In essence, the model simulates and trains a smaller version of itself.
Probing hidden layers
The researchers investigated this hypothesis by conducting probing experiments in the transformer’s hidden layers in order to recover a specific quantity. “In this case, we attempted to recover the actual linear model solution, and we were able to demonstrate that the parameter is written in the hidden states. This implies that the linear model is present somewhere “he claims.
By adding just two layers to the neural network, the researchers may be able to enable a transformer to perform in-context learning based on their theoretical work. There are still many technical details to iron out before that is possible, warns Akyürek, but it could help engineers create models that can perform new tasks without having to retrain with new data.
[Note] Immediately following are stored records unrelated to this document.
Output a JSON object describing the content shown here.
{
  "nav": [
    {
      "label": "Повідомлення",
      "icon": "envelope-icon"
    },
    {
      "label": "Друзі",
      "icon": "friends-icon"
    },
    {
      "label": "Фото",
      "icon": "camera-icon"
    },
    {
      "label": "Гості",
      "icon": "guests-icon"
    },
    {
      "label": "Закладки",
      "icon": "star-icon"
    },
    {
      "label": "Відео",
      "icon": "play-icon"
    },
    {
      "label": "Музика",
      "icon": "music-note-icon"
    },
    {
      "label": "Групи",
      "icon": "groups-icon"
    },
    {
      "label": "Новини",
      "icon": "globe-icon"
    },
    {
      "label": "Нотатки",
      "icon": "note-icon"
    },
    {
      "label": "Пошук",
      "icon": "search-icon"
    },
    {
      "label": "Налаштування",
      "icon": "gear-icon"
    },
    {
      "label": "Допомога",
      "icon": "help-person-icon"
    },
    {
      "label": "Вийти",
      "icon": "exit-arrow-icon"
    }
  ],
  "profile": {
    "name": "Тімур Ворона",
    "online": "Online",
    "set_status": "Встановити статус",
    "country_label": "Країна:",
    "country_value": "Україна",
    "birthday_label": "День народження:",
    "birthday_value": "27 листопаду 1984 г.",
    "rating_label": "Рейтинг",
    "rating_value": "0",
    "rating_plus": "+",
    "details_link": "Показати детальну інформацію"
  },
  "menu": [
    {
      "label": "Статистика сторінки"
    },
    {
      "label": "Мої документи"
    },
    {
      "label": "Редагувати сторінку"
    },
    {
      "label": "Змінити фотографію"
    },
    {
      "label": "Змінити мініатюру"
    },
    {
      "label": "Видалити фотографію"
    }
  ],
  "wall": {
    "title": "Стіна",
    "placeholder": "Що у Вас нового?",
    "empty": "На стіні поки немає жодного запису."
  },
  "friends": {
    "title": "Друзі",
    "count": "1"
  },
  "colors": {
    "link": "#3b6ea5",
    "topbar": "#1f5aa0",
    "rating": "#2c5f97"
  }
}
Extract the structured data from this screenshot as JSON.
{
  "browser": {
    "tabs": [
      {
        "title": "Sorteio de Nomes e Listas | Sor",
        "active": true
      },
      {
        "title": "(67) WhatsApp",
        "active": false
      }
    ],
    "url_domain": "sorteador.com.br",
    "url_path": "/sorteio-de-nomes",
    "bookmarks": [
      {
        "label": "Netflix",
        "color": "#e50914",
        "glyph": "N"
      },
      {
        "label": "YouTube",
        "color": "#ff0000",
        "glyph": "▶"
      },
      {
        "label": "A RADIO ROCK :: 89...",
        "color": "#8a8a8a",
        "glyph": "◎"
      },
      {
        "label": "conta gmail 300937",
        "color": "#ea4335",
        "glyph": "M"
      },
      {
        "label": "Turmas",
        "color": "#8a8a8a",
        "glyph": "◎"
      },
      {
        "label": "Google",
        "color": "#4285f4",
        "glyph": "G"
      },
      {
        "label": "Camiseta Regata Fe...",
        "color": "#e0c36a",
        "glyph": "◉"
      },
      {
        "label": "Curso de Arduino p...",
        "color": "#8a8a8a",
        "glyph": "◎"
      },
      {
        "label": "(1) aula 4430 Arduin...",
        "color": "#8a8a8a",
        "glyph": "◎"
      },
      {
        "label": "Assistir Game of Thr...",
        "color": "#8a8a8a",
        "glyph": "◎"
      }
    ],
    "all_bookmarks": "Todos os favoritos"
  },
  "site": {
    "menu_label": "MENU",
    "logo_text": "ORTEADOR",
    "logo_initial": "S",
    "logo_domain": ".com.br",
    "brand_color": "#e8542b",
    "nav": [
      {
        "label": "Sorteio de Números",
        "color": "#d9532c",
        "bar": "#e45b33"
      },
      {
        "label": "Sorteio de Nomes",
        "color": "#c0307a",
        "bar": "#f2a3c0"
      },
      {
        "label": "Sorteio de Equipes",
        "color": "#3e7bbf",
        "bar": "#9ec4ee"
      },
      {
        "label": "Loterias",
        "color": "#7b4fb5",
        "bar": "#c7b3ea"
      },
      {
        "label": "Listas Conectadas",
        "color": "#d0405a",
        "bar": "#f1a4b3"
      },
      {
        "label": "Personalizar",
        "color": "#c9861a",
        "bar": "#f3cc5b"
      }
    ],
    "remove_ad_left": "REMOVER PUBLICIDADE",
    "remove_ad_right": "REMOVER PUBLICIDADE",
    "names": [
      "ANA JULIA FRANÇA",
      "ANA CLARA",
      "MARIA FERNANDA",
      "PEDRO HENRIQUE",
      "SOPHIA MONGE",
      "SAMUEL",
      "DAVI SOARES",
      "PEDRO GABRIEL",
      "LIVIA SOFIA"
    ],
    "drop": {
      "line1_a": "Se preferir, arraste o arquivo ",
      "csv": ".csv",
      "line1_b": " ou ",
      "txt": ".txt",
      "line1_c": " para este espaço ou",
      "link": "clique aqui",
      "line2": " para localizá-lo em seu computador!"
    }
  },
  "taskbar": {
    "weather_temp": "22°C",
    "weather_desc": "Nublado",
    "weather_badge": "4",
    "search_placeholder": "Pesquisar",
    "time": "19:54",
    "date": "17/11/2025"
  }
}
Akyürek intends to pursue in-context learning with functions that are more complex than the linear models studied in this paper in the future. These experiments could also be applied to large language models to see if their behaviors are also described by simple learning algorithms. He also wants to delve deeper into the types of pretraining data that can be used to enable in-context learning.
“People can now see how these models can learn from examples thanks to this work. So, my hope is that it alters some people’s perceptions of in-context learning “According to Akyürek. “These models are not as stupid as people believe. These tasks are not simply memorized. They can learn new tasks, and we have demonstrated how.”